The retired colonel’s June 4 commentary, “Why Are We Buying the Army’s Big Six? What Will They Do?” correctly criticizes the ambitious but flawed Future Combat System, the Army’s primary modernization program from 2003 to 2009. FCS’s network investment resulted in some limited pay-off for the Army, but the leap-ahead capabilities that Army leaders envisioned would provide significant advantages over potential adversaries never materialized. Among the many challenges encountered in the FCS effort was the diffused and decentralized work done by the Army’s combat developers, research labs and the materiel acquisition community. In short, everything was a priority, meaning nothing was a truly a priority.
The Army did field Stryker Brigade Combat Teams and MRAPs, but both were more “off the shelf” than products of the acquisition system. I’m a big Stryker Brigade Combat Team fan; they have proven to be a great operational asset. MRAPs provided a capability desperately needed in 2007 even if they have limited utility in the long run.
Things are different now. It seems to me that Army Secretary Mark Esper and Chief of Staff Gen. Mark Milley have learned from the past to better inform the future. One of those lessons is that the Army has to truly focus, and their “Big Six” list of capability priorities does this. The other major lesson is that the Army’s acquisition processes over the past 20-plus years have not resulted in the development or fielding of any significant new capabilities. The Army Futures Command will address the very problem that Col. Macgregor identifies: Figure out how you’re going to operate, then go get the stuff you’ll need.

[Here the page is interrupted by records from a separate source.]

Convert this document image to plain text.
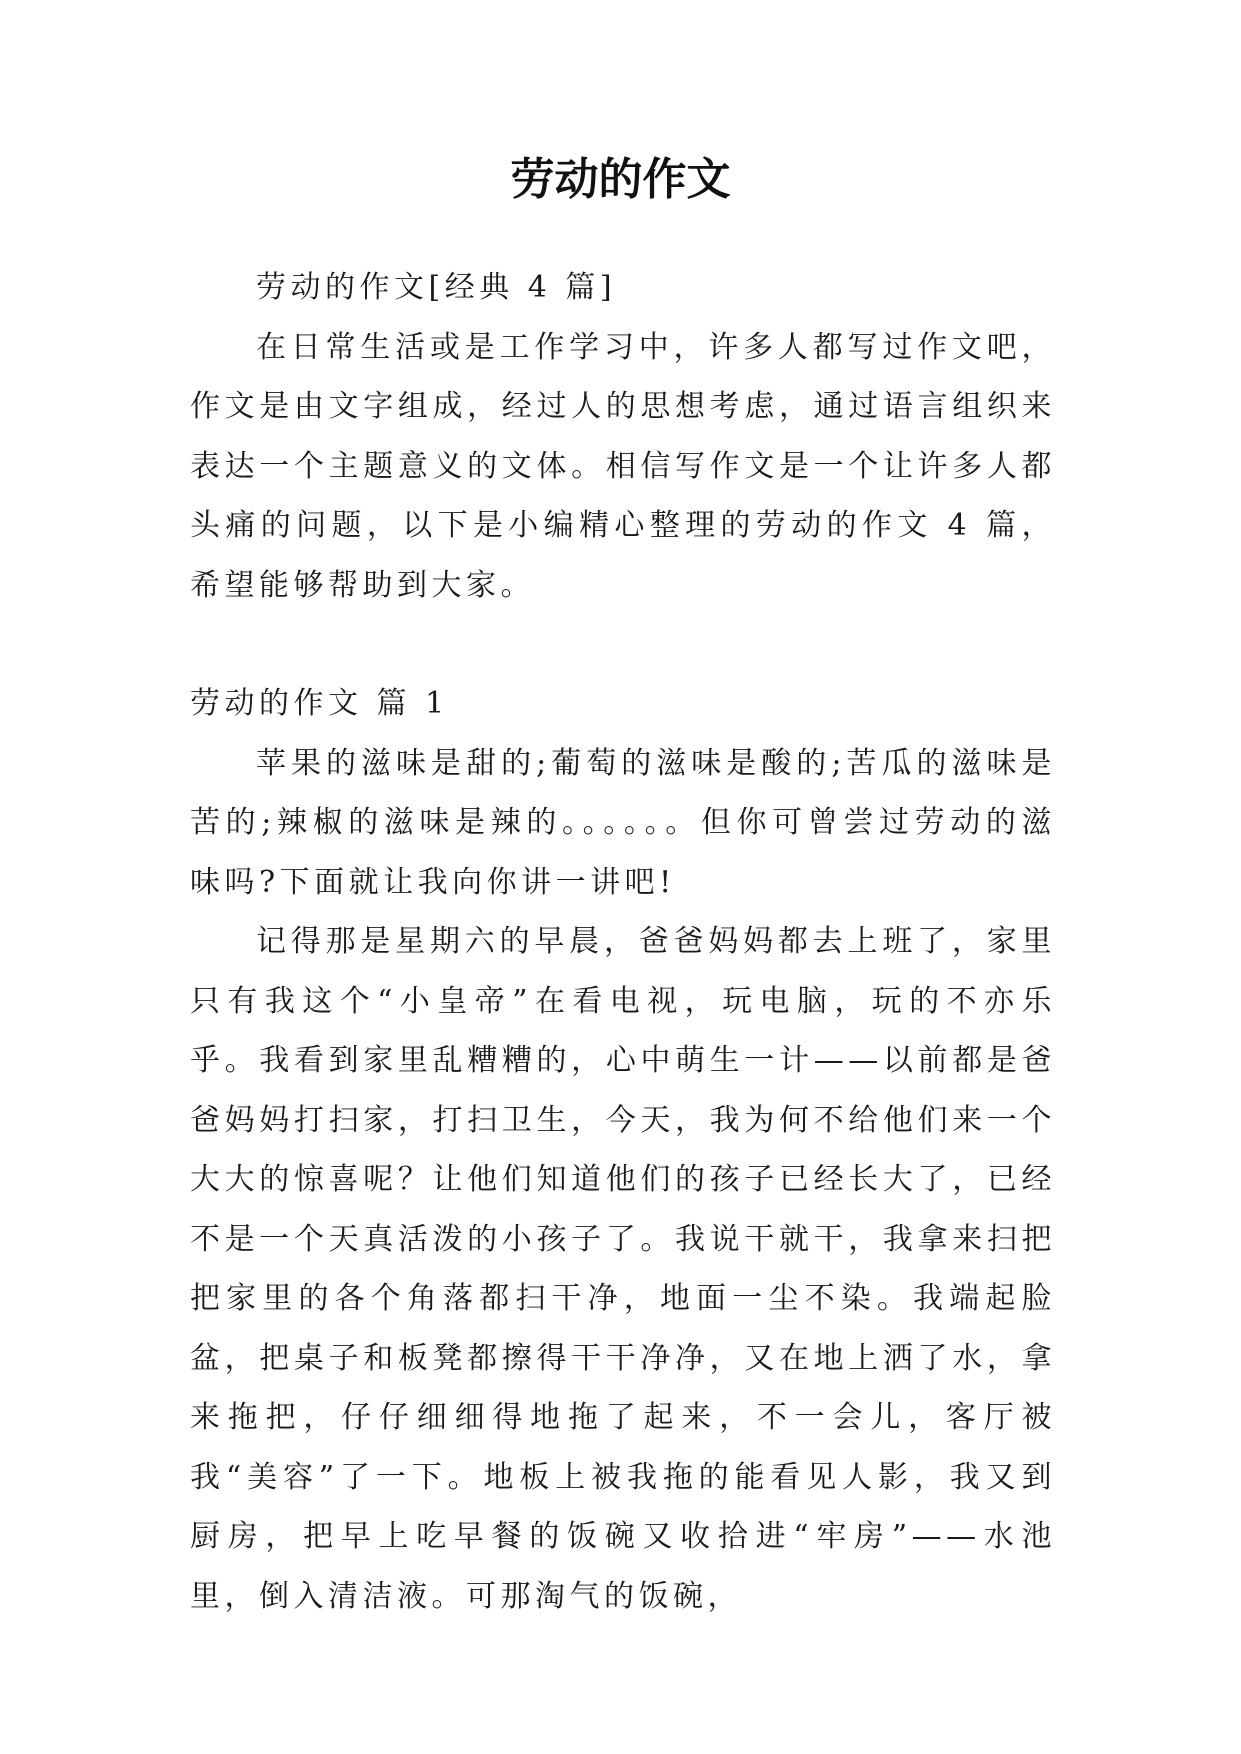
劳动的作文

劳动的作文[经典 4 篇]

在日常生活或是工作学习中，许多人都写过作文吧，作文是由文字组成，经过人的思想考虑，通过语言组织来表达一个主题意义的文体。相信写作文是一个让许多人都头痛的问题，以下是小编精心整理的劳动的作文 4 篇，希望能够帮助到大家。

劳动的作文 篇 1

苹果的滋味是甜的;葡萄的滋味是酸的;苦瓜的滋味是苦的;辣椒的滋味是辣的。。。。。。但你可曾尝过劳动的滋味吗?下面就让我向你讲一讲吧!

记得那是星期六的早晨，爸爸妈妈都去上班了，家里只有我这个“小皇帝”在看电视，玩电脑，玩的不亦乐乎。我看到家里乱糟糟的，心中萌生一计——以前都是爸爸妈妈打扫家，打扫卫生，今天，我为何不给他们来一个大大的惊喜呢？让他们知道他们的孩子已经长大了，已经不是一个天真活泼的小孩子了。我说干就干，我拿来扫把把家里的各个角落都扫干净，地面一尘不染。我端起脸盆，把桌子和板凳都擦得干干净净，又在地上洒了水，拿来拖把，仔仔细细得地拖了起来，不一会儿，客厅被我“美容”了一下。地板上被我拖的能看见人影，我又到厨房，把早上吃早餐的饭碗又收拾进“牢房”——水池里，倒入清洁液。可那淘气的饭碗，
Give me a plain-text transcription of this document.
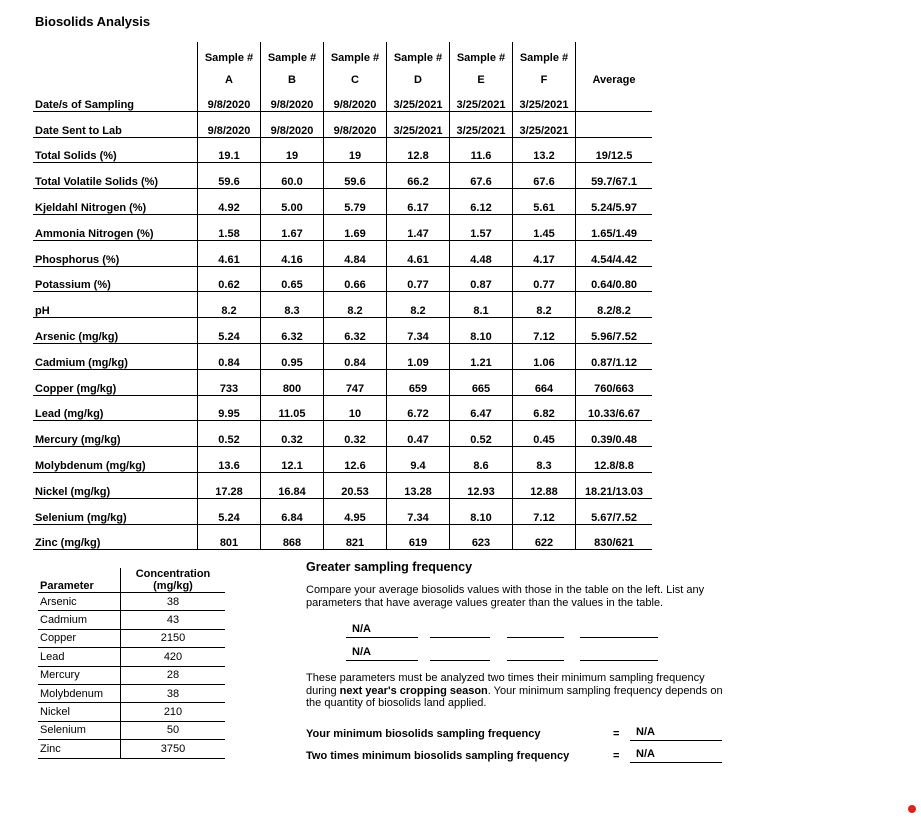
Biosolids Analysis
	Sample #	Sample #	Sample #	Sample #	Sample #	Sample #	
	A	B	C	D	E	F	Average
Date/s of Sampling	9/8/2020	9/8/2020	9/8/2020	3/25/2021	3/25/2021	3/25/2021	
Date Sent to Lab	9/8/2020	9/8/2020	9/8/2020	3/25/2021	3/25/2021	3/25/2021	
Total Solids (%)	19.1	19	19	12.8	11.6	13.2	19/12.5
Total Volatile Solids (%)	59.6	60.0	59.6	66.2	67.6	67.6	59.7/67.1
Kjeldahl Nitrogen (%)	4.92	5.00	5.79	6.17	6.12	5.61	5.24/5.97
Ammonia Nitrogen (%)	1.58	1.67	1.69	1.47	1.57	1.45	1.65/1.49
Phosphorus (%)	4.61	4.16	4.84	4.61	4.48	4.17	4.54/4.42
Potassium (%)	0.62	0.65	0.66	0.77	0.87	0.77	0.64/0.80
pH	8.2	8.3	8.2	8.2	8.1	8.2	8.2/8.2
Arsenic (mg/kg)	5.24	6.32	6.32	7.34	8.10	7.12	5.96/7.52
Cadmium (mg/kg)	0.84	0.95	0.84	1.09	1.21	1.06	0.87/1.12
Copper (mg/kg)	733	800	747	659	665	664	760/663
Lead (mg/kg)	9.95	11.05	10	6.72	6.47	6.82	10.33/6.67
Mercury (mg/kg)	0.52	0.32	0.32	0.47	0.52	0.45	0.39/0.48
Molybdenum (mg/kg)	13.6	12.1	12.6	9.4	8.6	8.3	12.8/8.8
Nickel (mg/kg)	17.28	16.84	20.53	13.28	12.93	12.88	18.21/13.03
Selenium (mg/kg)	5.24	6.84	4.95	7.34	8.10	7.12	5.67/7.52
Zinc (mg/kg)	801	868	821	619	623	622	830/621
Parameter	Concentration
(mg/kg)
Arsenic	38
Cadmium	43
Copper	2150
Lead	420
Mercury	28
Molybdenum	38
Nickel	210
Selenium	50
Zinc	3750
Greater sampling frequency
Compare your average biosolids values with those in the table on the left. List any parameters that have average values greater than the values in the table.
N/A
N/A
These parameters must be analyzed two times their minimum sampling frequency during next year's cropping season. Your minimum sampling frequency depends on the quantity of biosolids land applied.
Your minimum biosolids sampling frequency	=	N/A
Two times minimum biosolids sampling frequency	=	N/A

Army Secretary Mark Esper (left) and Chief of Staff Gen. Mark Milley testify before the SASC.
If the sense that I get from the secretary or the chief is right, Army Futures Command will not become a comfortable resting place for platoons of old generals. Rather, I think the secretary and the chief expect Futures Command to be the engine of innovation for the Army. Maybe I’ll be proven wrong, but I detect no tolerance for complacency or a “this is the way we always did it” mentality.
The clear articulation of the Army’s top six priorities is a start in the right direction. While the “how to fight” may still be under development, does anyone think that long-range precision fires won’t be part of that, or that protecting ground forces from air and missile attacks won’t be required? Is there disagreement that soldier lethalityis an area requiring urgent study and improvement?
When it comes to Raytheon’s Standard Missile-6, there really is no comparison.
In my opinion, the Army is on the right path to improve readiness today and tomorrow. That path will change, twisting and turning as adversaries and technologies evolve. The processes the Army is putting in place, including consolidating heretofore disparate entities and authorities involved in modernization in Army Futures Command, is the right step, right now.
I have never heard any senior leader in the Army today say they’ve got this all figured out. They don’t. I don’t. Doug Macgregor doesn’t. But I give the Army big credit for moving out on a well-reasoned course of action that increases the odds that the Army will be ready now and in the future.
Yes, the Army has money this year and probably will next year. But fiscal uncertainty returns in 2020 and beyond. The Army must act now to set conditions and set in motion the modernization efforts that will ensure America’s Army is ready to fight and win … anywhere, anytime, against any foe.
And, just for the record, those Germans of the 1920s that Doug praises … How’d it work out for them in 1942-43 when their invasion of Russia failed ignominiously, or in 1944-45 when they were crushed by the Allies?